Here's why scientists are questioning whether 'sonic attacks' are real
Using a sound wave to cause neurological damage would be hard to do
BY TINA HESMAN SAEY 7:00 AM, JUNE 1, 2018
An account of another alleged sonic attack has surfaced, this time from a U.S. government employee in China. The employee reported subtle and vague, but abnormal, sensations of sound and pressure, according to a U.S. Embassy health alert. The episode mirrors reports from American diplomats in Cuba in late 2016, and fuels the debate among scientists about what, if anything, is actually happening.
Last year, 24 of the diplomats who reported sonic attacks in Cuba were tested to gauge whether lasting harm had occurred.
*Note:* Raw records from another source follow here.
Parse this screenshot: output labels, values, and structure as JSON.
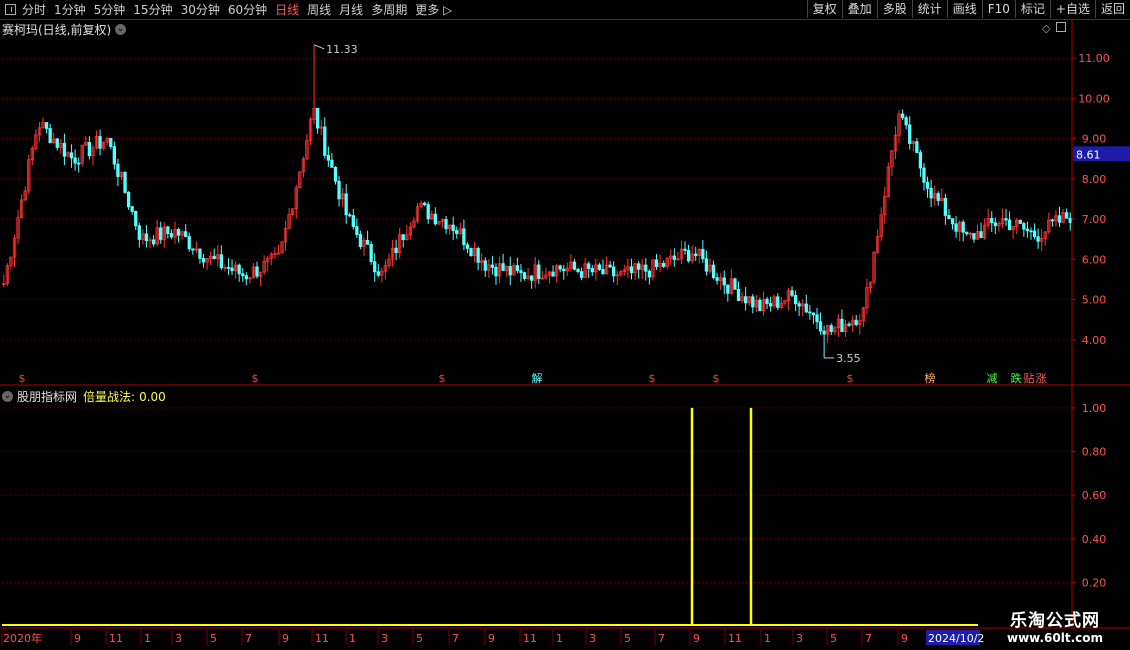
{
  "toolbar": {
    "periods": [
      "分时",
      "1分钟",
      "5分钟",
      "15分钟",
      "30分钟",
      "60分钟",
      "日线",
      "周线",
      "月线",
      "多周期",
      "更多 ▷"
    ],
    "active_period": "日线",
    "right_buttons": [
      "复权",
      "叠加",
      "多股",
      "统计",
      "画线",
      "F10",
      "标记",
      "+自选",
      "返回"
    ]
  },
  "main_panel": {
    "title": "赛柯玛(日线,前复权)",
    "last_price_badge": "8.61",
    "high_label": "11.33",
    "low_label": "3.55",
    "y_ticks": [
      "11.00",
      "10.00",
      "9.00",
      "8.00",
      "7.00",
      "6.00",
      "5.00",
      "4.00"
    ],
    "markers": [
      "$",
      "$",
      "$",
      "解",
      "$",
      "$",
      "$",
      "榜",
      "减",
      "跌",
      "贴",
      "涨"
    ],
    "colors": {
      "up": "#ff3232",
      "down": "#54ffff",
      "grid": "#7a0000",
      "axis": "#b00000",
      "badge": "#1c1ca8"
    }
  },
  "indicator_panel": {
    "name": "股朋指标网",
    "formula_label": "倍量战法:",
    "formula_value": "0.00",
    "y_ticks": [
      "1.00",
      "0.80",
      "0.60",
      "0.40",
      "0.20"
    ],
    "signal_color": "#ffff00"
  },
  "time_axis": {
    "labels": [
      "2020年",
      "9",
      "11",
      "1",
      "3",
      "5",
      "7",
      "9",
      "11",
      "1",
      "3",
      "5",
      "7",
      "9",
      "11",
      "1",
      "3",
      "5",
      "7",
      "9",
      "11",
      "1",
      "3",
      "5",
      "7",
      "9"
    ],
    "current_date": "2024/10/2"
  },
  "watermark": {
    "line1": "乐淘公式网",
    "line2": "www.60lt.com"
  },
  "chart_data": [
    {
      "type": "candlestick",
      "title": "赛柯玛(日线,前复权)",
      "ylim": [
        3.3,
        11.5
      ],
      "high": 11.33,
      "low": 3.55,
      "last": 8.61,
      "x": [
        "2020年",
        "9",
        "11",
        "1",
        "3",
        "5",
        "7",
        "9",
        "11",
        "1",
        "3",
        "5",
        "7",
        "9",
        "11",
        "1",
        "3",
        "5",
        "7",
        "9",
        "11",
        "1",
        "3",
        "5",
        "7",
        "9",
        "2024/10/2"
      ],
      "close_approx": [
        5.4,
        9.4,
        8.5,
        9.0,
        6.5,
        6.7,
        6.0,
        5.6,
        6.0,
        9.7,
        7.0,
        5.6,
        7.3,
        6.9,
        5.9,
        5.6,
        5.8,
        5.7,
        5.6,
        5.8,
        6.2,
        5.4,
        4.8,
        5.1,
        4.2,
        4.7,
        9.6,
        7.6,
        6.5,
        7.0,
        6.6,
        7.1
      ]
    },
    {
      "type": "bar",
      "title": "倍量战法",
      "ylim": [
        0,
        1.05
      ],
      "signals": [
        {
          "x": "9",
          "value": 1.0
        },
        {
          "x": "12",
          "value": 1.0
        }
      ],
      "baseline": 0.0
    }
  ]
}
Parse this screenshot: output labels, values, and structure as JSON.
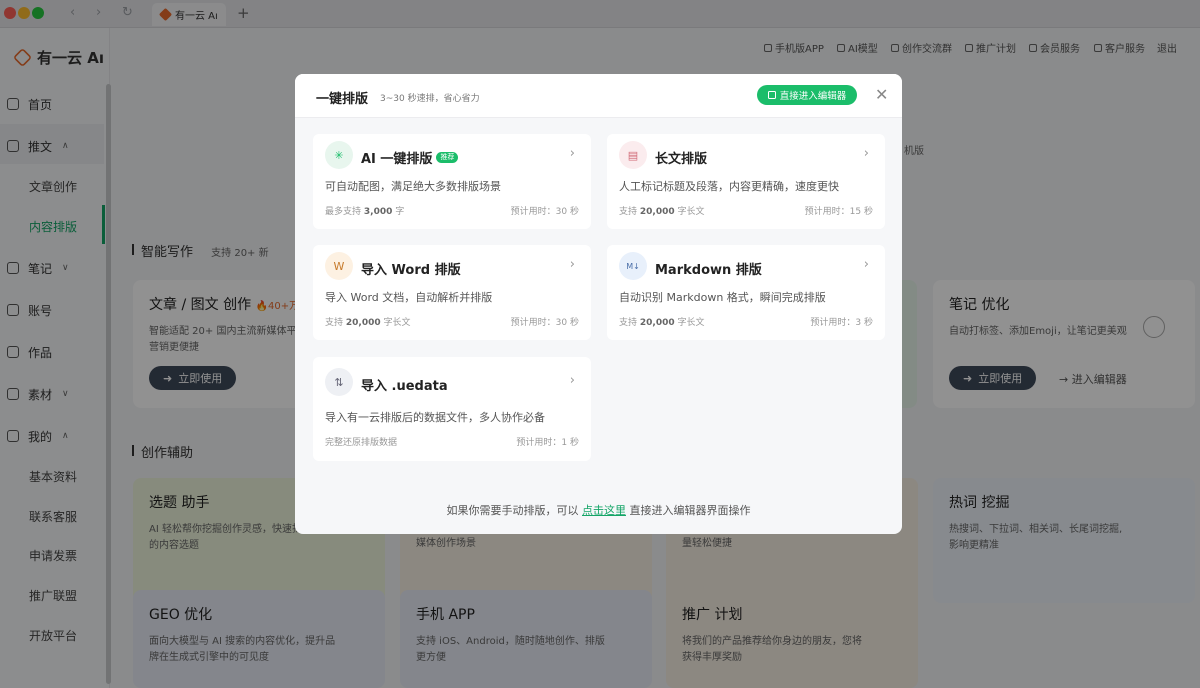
{
  "window": {
    "tab_title": "有一云 Aı",
    "tab_add": "+"
  },
  "app": {
    "brand": "有一云 Aı",
    "top_nav": [
      "手机版APP",
      "AI模型",
      "创作交流群",
      "推广计划",
      "会员服务",
      "客户服务",
      "退出"
    ],
    "sidebar": {
      "items": [
        {
          "label": "首页",
          "icon": "home-icon"
        },
        {
          "label": "推文",
          "icon": "tweet-icon",
          "expanded": true
        },
        {
          "label": "笔记",
          "icon": "note-icon",
          "expanded": false
        },
        {
          "label": "账号",
          "icon": "account-icon"
        },
        {
          "label": "作品",
          "icon": "works-icon"
        },
        {
          "label": "素材",
          "icon": "material-icon",
          "expanded": false
        },
        {
          "label": "我的",
          "icon": "user-icon",
          "expanded": true
        }
      ],
      "tweet_sub": [
        "文章创作",
        "内容排版"
      ],
      "mine_sub": [
        "基本资料",
        "联系客服",
        "申请发票",
        "推广联盟",
        "开放平台"
      ],
      "active_sub": "内容排版"
    },
    "sections": {
      "smart_writing": "智能写作",
      "smart_writing_note": "支持 20+ 新",
      "creation_aid": "创作辅助"
    },
    "cards": {
      "article": {
        "title": "文章 / 图文 创作",
        "badge": "🔥40+万人",
        "desc1": "智能适配 20+ 国内主流新媒体平台",
        "desc2": "营销更便捷",
        "button": "立即使用"
      },
      "note_opt": {
        "title": "笔记 优化",
        "desc": "自动打标签、添加Emoji，让笔记更美观",
        "button": "立即使用",
        "link": "进入编辑器"
      },
      "topic": {
        "title": "选题 助手",
        "desc1": "AI 轻松帮你挖掘创作灵感，快速找",
        "desc2": "的内容选题"
      },
      "media": {
        "desc": "媒体创作场景"
      },
      "light": {
        "desc": "量轻松便捷"
      },
      "hotword": {
        "title": "热词 挖掘",
        "desc1": "热搜词、下拉词、相关词、长尾词挖掘,",
        "desc2": "影响更精准"
      },
      "geo": {
        "title": "GEO 优化",
        "desc1": "面向大模型与 AI 搜索的内容优化，提升品",
        "desc2": "牌在生成式引擎中的可见度"
      },
      "mobile": {
        "title": "手机 APP",
        "desc1": "支持 iOS、Android，随时随地创作、排版",
        "desc2": "更方便"
      },
      "promo": {
        "title": "推广 计划",
        "desc1": "将我们的产品推荐给你身边的朋友，您将",
        "desc2": "获得丰厚奖励"
      },
      "partial": "机版"
    }
  },
  "modal": {
    "title": "一键排版",
    "subtitle": "3~30 秒速排，省心省力",
    "editor_button": "直接进入编辑器",
    "options": [
      {
        "title": "AI 一键排版",
        "badge": "推荐",
        "desc": "可自动配图，满足绝大多数排版场景",
        "meta_prefix": "最多支持",
        "meta_value": "3,000",
        "meta_suffix": "字",
        "time": "预计用时：30 秒",
        "icon": "ai-sparkle-icon"
      },
      {
        "title": "长文排版",
        "badge": "",
        "desc": "人工标记标题及段落，内容更精确，速度更快",
        "meta_prefix": "支持",
        "meta_value": "20,000",
        "meta_suffix": "字长文",
        "time": "预计用时：15 秒",
        "icon": "document-icon"
      },
      {
        "title": "导入 Word 排版",
        "badge": "",
        "desc": "导入 Word 文档，自动解析并排版",
        "meta_prefix": "支持",
        "meta_value": "20,000",
        "meta_suffix": "字长文",
        "time": "预计用时：30 秒",
        "icon": "word-icon"
      },
      {
        "title": "Markdown 排版",
        "badge": "",
        "desc": "自动识别 Markdown 格式，瞬间完成排版",
        "meta_prefix": "支持",
        "meta_value": "20,000",
        "meta_suffix": "字长文",
        "time": "预计用时：3 秒",
        "icon": "markdown-icon"
      },
      {
        "title": "导入 .uedata",
        "badge": "",
        "desc": "导入有一云排版后的数据文件，多人协作必备",
        "meta_prefix": "完整还原排版数据",
        "meta_value": "",
        "meta_suffix": "",
        "time": "预计用时：1 秒",
        "icon": "uedata-icon"
      }
    ],
    "footer_prefix": "如果你需要手动排版，可以",
    "footer_link": "点击这里",
    "footer_suffix": "直接进入编辑器界面操作"
  },
  "colors": {
    "accent": "#14a567",
    "button_green": "#1bbd6a",
    "overlay": "rgba(0,0,0,0.43)"
  }
}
In March, researchers from the University of Pennsylvania Perelman School of Medicine in Philadelphia reported in JAMA that the people had balance and thinking problems, sleep disturbances and headaches, and that some had widespread injury to brain networks.
But some scientists and engineers have been questioning whether such attacks are possible, and if the diplomats symptoms could have been caused by a sonic attack.
The attacks were supposedly committed with sounds outside the range of human hearing. But generating enough acoustical energy to cause hearing loss and brain damage from those types of sound waves would be no easy feat, says Andrew Oxenham, a hearing researcher at the University of Minnesota in Minneapolis. The intensity of very low frequency infrasound or very high frequency ultrasound drops rapidly over distance, so attackers would need enormous loud speakers to have enough intensity to do neurological harm.